Entre os temas polêmicos do Direito imobiliário foram discutidos a taxatividade dos atos de registro e a concessão de uso especial para fins de moradia.
Confira a íntegra da entrevista.
Ruy Rebello Pinho – Você acha que a taxatividade dos atos de registro é um assunto polêmico?
Luiz Mário Galbetti – Esse é um tema polêmico, embora não devesse ser. Existe uma tendência doutrinária e jurisprudencial muito sedimentada ao tratar de alguns temas com uma perspectiva que, a meu ver, não é a melhor.
Ruy Rebello Pinho – Por que há essa corrente da taxatividade?
Luiz Mário Galbetti – O problema todo é o direito real. O direito pessoal é aquele que pode pretender sempre de uma pessoa, ou seja, se você se obriga com alguém, esse alguém só poderá exigir de você. O direito real não, se estabelecermos um contrato, todo mundo fica obrigado a obedecer. É o caso da propriedade. Se você me vende uma propriedade, eu passo a ser o proprietário, e todo mundo fica obrigado a respeitar minha propriedade. É claro que isso só ocorre se a propriedade estiver registrada.
Ruy Rebello Pinho – E se houver um contrato somente obrigacional entre as partes?
Luiz Mário Galbetti – Nesse caso só teria validade entre as partes, não teria eficácia erga omnes. Se não houver o cumprimento desse contrato, o máximo que se poderá obter é uma indenização por perdas e danos. As partes não podem criar um direito real, que é determinado por lei. O decreto-lei 58/37 já afirmava que o compromisso, antes somente averbado, conferia ao seu titular direito real erga omnes . Parece-me que a questão está um pouco equivocada, mas não por causa, especificamente, do artigo 167.

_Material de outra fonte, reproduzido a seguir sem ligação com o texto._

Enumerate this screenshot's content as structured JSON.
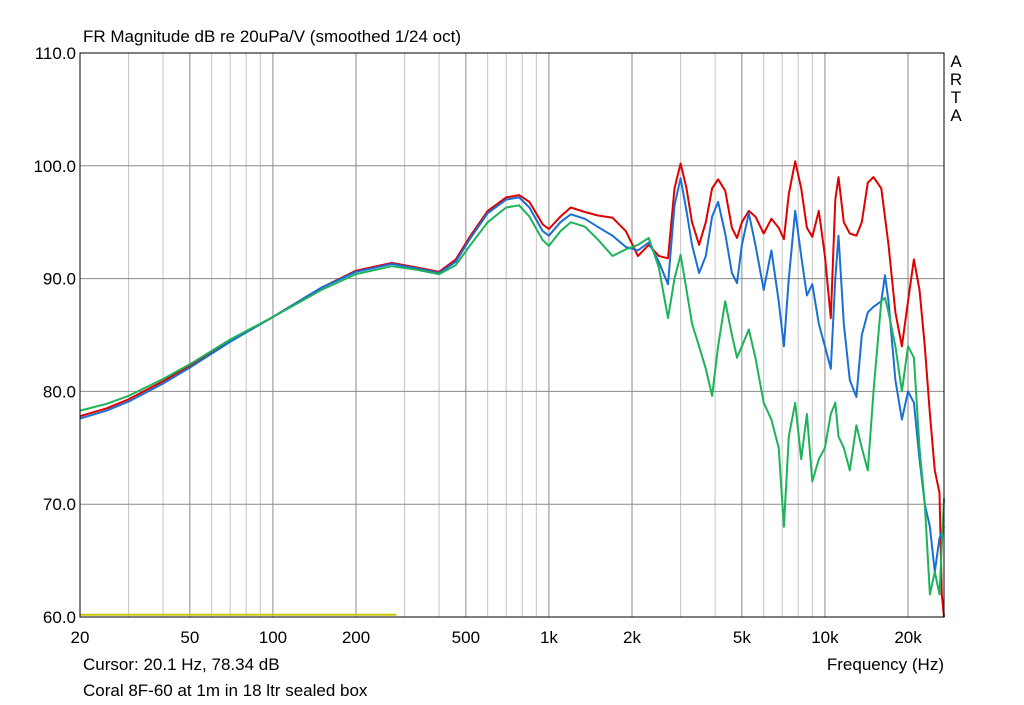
{
  "chart_data": {
    "type": "line",
    "title": "FR Magnitude dB re 20uPa/V (smoothed 1/24 oct)",
    "xlabel": "Frequency (Hz)",
    "ylabel": "",
    "x_scale": "log",
    "xlim": [
      20,
      27000
    ],
    "ylim": [
      60,
      110
    ],
    "grid": true,
    "x_ticks": [
      {
        "v": 20,
        "label": "20"
      },
      {
        "v": 50,
        "label": "50"
      },
      {
        "v": 100,
        "label": "100"
      },
      {
        "v": 200,
        "label": "200"
      },
      {
        "v": 500,
        "label": "500"
      },
      {
        "v": 1000,
        "label": "1k"
      },
      {
        "v": 2000,
        "label": "2k"
      },
      {
        "v": 5000,
        "label": "5k"
      },
      {
        "v": 10000,
        "label": "10k"
      },
      {
        "v": 20000,
        "label": "20k"
      }
    ],
    "y_ticks": [
      {
        "v": 60,
        "label": "60.0"
      },
      {
        "v": 70,
        "label": "70.0"
      },
      {
        "v": 80,
        "label": "80.0"
      },
      {
        "v": 90,
        "label": "90.0"
      },
      {
        "v": 100,
        "label": "100.0"
      },
      {
        "v": 110,
        "label": "110.0"
      }
    ],
    "series": [
      {
        "color": "#e00000",
        "points": [
          [
            20,
            77.8
          ],
          [
            25,
            78.5
          ],
          [
            30,
            79.3
          ],
          [
            40,
            80.9
          ],
          [
            50,
            82.3
          ],
          [
            70,
            84.5
          ],
          [
            100,
            86.6
          ],
          [
            150,
            89.2
          ],
          [
            200,
            90.7
          ],
          [
            270,
            91.4
          ],
          [
            330,
            91.0
          ],
          [
            400,
            90.6
          ],
          [
            460,
            91.7
          ],
          [
            520,
            93.8
          ],
          [
            600,
            96.0
          ],
          [
            700,
            97.2
          ],
          [
            780,
            97.4
          ],
          [
            850,
            96.8
          ],
          [
            950,
            94.8
          ],
          [
            1000,
            94.4
          ],
          [
            1100,
            95.5
          ],
          [
            1200,
            96.3
          ],
          [
            1350,
            95.9
          ],
          [
            1500,
            95.6
          ],
          [
            1700,
            95.4
          ],
          [
            1900,
            94.2
          ],
          [
            2100,
            92.0
          ],
          [
            2300,
            93.0
          ],
          [
            2500,
            92.0
          ],
          [
            2700,
            91.8
          ],
          [
            2850,
            98.0
          ],
          [
            3000,
            100.2
          ],
          [
            3150,
            98.0
          ],
          [
            3300,
            95.0
          ],
          [
            3500,
            93.0
          ],
          [
            3700,
            95.0
          ],
          [
            3900,
            98.0
          ],
          [
            4100,
            98.8
          ],
          [
            4350,
            97.8
          ],
          [
            4600,
            94.5
          ],
          [
            4800,
            93.6
          ],
          [
            5000,
            95.0
          ],
          [
            5300,
            96.0
          ],
          [
            5600,
            95.5
          ],
          [
            6000,
            94.0
          ],
          [
            6400,
            95.3
          ],
          [
            6800,
            94.5
          ],
          [
            7100,
            93.5
          ],
          [
            7400,
            97.5
          ],
          [
            7800,
            100.4
          ],
          [
            8200,
            98.0
          ],
          [
            8600,
            94.5
          ],
          [
            9000,
            93.7
          ],
          [
            9500,
            96.0
          ],
          [
            10000,
            92.0
          ],
          [
            10500,
            86.5
          ],
          [
            10900,
            97.0
          ],
          [
            11200,
            99.0
          ],
          [
            11700,
            95.0
          ],
          [
            12300,
            94.0
          ],
          [
            13000,
            93.8
          ],
          [
            13600,
            95.0
          ],
          [
            14300,
            98.5
          ],
          [
            15000,
            99.0
          ],
          [
            16000,
            98.0
          ],
          [
            17000,
            93.0
          ],
          [
            18000,
            87.0
          ],
          [
            19000,
            84.0
          ],
          [
            20000,
            88.0
          ],
          [
            21000,
            91.7
          ],
          [
            22000,
            89.0
          ],
          [
            23000,
            84.0
          ],
          [
            24000,
            78.0
          ],
          [
            25000,
            73.0
          ],
          [
            26000,
            71.0
          ],
          [
            26500,
            62.0
          ],
          [
            27000,
            60.0
          ]
        ]
      },
      {
        "color": "#1a6fd6",
        "points": [
          [
            20,
            77.6
          ],
          [
            25,
            78.3
          ],
          [
            30,
            79.1
          ],
          [
            40,
            80.7
          ],
          [
            50,
            82.1
          ],
          [
            70,
            84.4
          ],
          [
            100,
            86.6
          ],
          [
            150,
            89.2
          ],
          [
            200,
            90.6
          ],
          [
            270,
            91.3
          ],
          [
            330,
            90.9
          ],
          [
            400,
            90.5
          ],
          [
            460,
            91.5
          ],
          [
            520,
            93.6
          ],
          [
            600,
            95.8
          ],
          [
            700,
            97.0
          ],
          [
            780,
            97.2
          ],
          [
            850,
            96.3
          ],
          [
            950,
            94.2
          ],
          [
            1000,
            93.8
          ],
          [
            1100,
            95.0
          ],
          [
            1200,
            95.7
          ],
          [
            1350,
            95.3
          ],
          [
            1500,
            94.6
          ],
          [
            1700,
            93.8
          ],
          [
            1900,
            92.8
          ],
          [
            2100,
            92.5
          ],
          [
            2300,
            93.2
          ],
          [
            2500,
            91.5
          ],
          [
            2700,
            89.5
          ],
          [
            2850,
            96.5
          ],
          [
            3000,
            98.9
          ],
          [
            3150,
            96.0
          ],
          [
            3300,
            93.0
          ],
          [
            3500,
            90.5
          ],
          [
            3700,
            92.0
          ],
          [
            3900,
            95.5
          ],
          [
            4100,
            96.8
          ],
          [
            4350,
            94.0
          ],
          [
            4600,
            90.5
          ],
          [
            4800,
            89.6
          ],
          [
            5000,
            93.0
          ],
          [
            5300,
            95.8
          ],
          [
            5600,
            93.0
          ],
          [
            6000,
            89.0
          ],
          [
            6400,
            92.5
          ],
          [
            6800,
            88.0
          ],
          [
            7100,
            84.0
          ],
          [
            7400,
            90.0
          ],
          [
            7800,
            96.0
          ],
          [
            8200,
            92.0
          ],
          [
            8600,
            88.5
          ],
          [
            9000,
            89.5
          ],
          [
            9500,
            86.0
          ],
          [
            10000,
            84.0
          ],
          [
            10500,
            82.0
          ],
          [
            10900,
            90.0
          ],
          [
            11200,
            93.8
          ],
          [
            11700,
            86.0
          ],
          [
            12300,
            81.0
          ],
          [
            13000,
            79.5
          ],
          [
            13600,
            85.0
          ],
          [
            14300,
            87.0
          ],
          [
            15000,
            87.5
          ],
          [
            16000,
            88.0
          ],
          [
            16500,
            90.3
          ],
          [
            17000,
            88.0
          ],
          [
            18000,
            81.0
          ],
          [
            19000,
            77.5
          ],
          [
            20000,
            80.0
          ],
          [
            21000,
            79.0
          ],
          [
            22000,
            74.0
          ],
          [
            23000,
            70.0
          ],
          [
            24000,
            68.0
          ],
          [
            25000,
            64.0
          ],
          [
            26000,
            67.0
          ],
          [
            27000,
            68.0
          ]
        ]
      },
      {
        "color": "#1db35a",
        "points": [
          [
            20,
            78.3
          ],
          [
            25,
            78.9
          ],
          [
            30,
            79.6
          ],
          [
            40,
            81.1
          ],
          [
            50,
            82.4
          ],
          [
            70,
            84.6
          ],
          [
            100,
            86.6
          ],
          [
            150,
            89.0
          ],
          [
            200,
            90.4
          ],
          [
            270,
            91.1
          ],
          [
            330,
            90.8
          ],
          [
            400,
            90.4
          ],
          [
            460,
            91.2
          ],
          [
            520,
            93.0
          ],
          [
            600,
            95.0
          ],
          [
            700,
            96.3
          ],
          [
            780,
            96.5
          ],
          [
            850,
            95.5
          ],
          [
            950,
            93.4
          ],
          [
            1000,
            92.9
          ],
          [
            1100,
            94.2
          ],
          [
            1200,
            95.0
          ],
          [
            1350,
            94.6
          ],
          [
            1500,
            93.5
          ],
          [
            1700,
            92.0
          ],
          [
            1900,
            92.6
          ],
          [
            2100,
            93.0
          ],
          [
            2300,
            93.6
          ],
          [
            2500,
            91.0
          ],
          [
            2700,
            86.5
          ],
          [
            2850,
            90.0
          ],
          [
            3000,
            92.1
          ],
          [
            3150,
            89.0
          ],
          [
            3300,
            86.0
          ],
          [
            3500,
            84.0
          ],
          [
            3700,
            82.0
          ],
          [
            3900,
            79.6
          ],
          [
            4100,
            84.0
          ],
          [
            4350,
            88.0
          ],
          [
            4600,
            85.0
          ],
          [
            4800,
            83.0
          ],
          [
            5000,
            84.0
          ],
          [
            5300,
            85.5
          ],
          [
            5600,
            83.0
          ],
          [
            6000,
            79.0
          ],
          [
            6400,
            77.5
          ],
          [
            6800,
            75.0
          ],
          [
            7100,
            68.0
          ],
          [
            7400,
            76.0
          ],
          [
            7800,
            79.0
          ],
          [
            8200,
            74.0
          ],
          [
            8600,
            78.0
          ],
          [
            9000,
            72.0
          ],
          [
            9500,
            74.0
          ],
          [
            10000,
            75.0
          ],
          [
            10500,
            78.0
          ],
          [
            10900,
            79.0
          ],
          [
            11200,
            76.0
          ],
          [
            11700,
            75.0
          ],
          [
            12300,
            73.0
          ],
          [
            13000,
            77.0
          ],
          [
            13600,
            75.0
          ],
          [
            14300,
            73.0
          ],
          [
            15000,
            80.0
          ],
          [
            16000,
            88.0
          ],
          [
            16500,
            88.3
          ],
          [
            17000,
            87.0
          ],
          [
            18000,
            84.0
          ],
          [
            19000,
            80.0
          ],
          [
            20000,
            84.0
          ],
          [
            21000,
            83.0
          ],
          [
            22000,
            75.0
          ],
          [
            23000,
            70.0
          ],
          [
            24000,
            62.0
          ],
          [
            25000,
            64.0
          ],
          [
            26000,
            62.0
          ],
          [
            27000,
            70.5
          ]
        ]
      },
      {
        "color": "#c8c800",
        "points": [
          [
            20,
            60.2
          ],
          [
            280,
            60.2
          ]
        ]
      }
    ]
  },
  "side_label": "ARTA",
  "cursor_text": "Cursor: 20.1 Hz, 78.34 dB",
  "caption": "Coral 8F-60 at 1m in 18 ltr sealed box"
}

É como a questão da preferência, que não está referendada no artigo 1.225. Entre as preferências existentes, temos a da Lei de Locação, a preferência dos condôminos, do pacto, objeto de compra e venda, cujo comprador, no caso de alienação futura, acaba concedendo essa preferência.
De acordo com os artigos que regulam a compra e venda, esse pacto, objeto de preferência, diz que eventual descumprimento dá origem a perdas e danos. Se eu tiver descumprido cláusula de preferência e um terceiro de boa-fé adquirir, somente existe a ação de perdas e danos do direito pessoal, diferentemente da locação, numa situação de condomínio, em que duas pessoas adquirem de forma conjunta o imóvel. Nessas hipóteses, depositado o preço, tenho a possibilidade de adjudicar, independentemente do terceiro não ter participado da tratativa, o que cria o direito real. Por isso, para saber se temos direito real ou não, não acho que a questão se resolva recorrendo aos artigos 1.225 e 167.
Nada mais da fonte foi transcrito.